81. Le projet de loi modifie les dispositions du code de la propriété intellectuelle autorisant, par exception au droit d’auteur, la reproduction et la représentation d’une œuvre par des organismes habilités en vue d’une consultation strictement personnelle par des personnes atteintes d’une déficience les empêchant d’y accéder. Dans la continuité du traité du Marrakech conclu le 27 juin 2013 dans le cadre de l’Organisation mondiale de la propriété intellectuelle, et conformément à la directive 2017/1564 du 13 septembre 2017, le projet étend le bénéfice de l’exception en permettant à ces personnes, d’une part, d’obtenir directement communication de documents adaptés auprès d’un organisme habilité établi à l’étranger et, d’autre part, d’en réaliser, par elles-mêmes ou par l’intermédiaire d’un tiers agissant en leur nom, pour leur usage personnel.
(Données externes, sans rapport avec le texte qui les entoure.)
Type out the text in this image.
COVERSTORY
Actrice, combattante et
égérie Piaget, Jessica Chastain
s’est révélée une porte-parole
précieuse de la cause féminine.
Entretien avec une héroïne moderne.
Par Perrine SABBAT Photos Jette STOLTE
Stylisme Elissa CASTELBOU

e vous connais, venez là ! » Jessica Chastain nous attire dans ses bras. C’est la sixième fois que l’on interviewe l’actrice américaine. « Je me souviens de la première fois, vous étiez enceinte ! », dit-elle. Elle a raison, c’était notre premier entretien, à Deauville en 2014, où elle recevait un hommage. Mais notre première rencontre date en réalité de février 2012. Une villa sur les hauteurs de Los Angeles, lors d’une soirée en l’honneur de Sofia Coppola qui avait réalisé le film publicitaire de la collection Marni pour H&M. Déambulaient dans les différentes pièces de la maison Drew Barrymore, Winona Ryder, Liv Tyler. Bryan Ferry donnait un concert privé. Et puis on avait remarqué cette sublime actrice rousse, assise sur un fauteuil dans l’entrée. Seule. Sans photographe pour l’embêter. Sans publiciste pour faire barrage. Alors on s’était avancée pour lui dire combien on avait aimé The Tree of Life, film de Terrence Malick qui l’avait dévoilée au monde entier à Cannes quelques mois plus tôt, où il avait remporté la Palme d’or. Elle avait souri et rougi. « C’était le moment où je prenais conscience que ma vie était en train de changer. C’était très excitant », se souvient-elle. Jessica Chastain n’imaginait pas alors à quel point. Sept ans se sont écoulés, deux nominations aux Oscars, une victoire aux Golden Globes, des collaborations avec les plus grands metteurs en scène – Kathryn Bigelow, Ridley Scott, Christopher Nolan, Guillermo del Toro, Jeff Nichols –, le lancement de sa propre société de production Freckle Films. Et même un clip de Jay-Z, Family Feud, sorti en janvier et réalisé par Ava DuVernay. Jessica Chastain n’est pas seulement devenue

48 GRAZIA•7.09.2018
Le texte favorise aussi l’information sur les documents adaptés disponibles et facilite, en supprimant les conditions d’une autorisation et d’une convention préalables, l’échange transfrontalier de tels documents entre organismes habilités des États membres de l’Union européenne ou parties au traité du Marrakech. Il en sécurise, dans le même temps, la circulation en complétant sur ce point les critères d’habilitation des organismes établi en France.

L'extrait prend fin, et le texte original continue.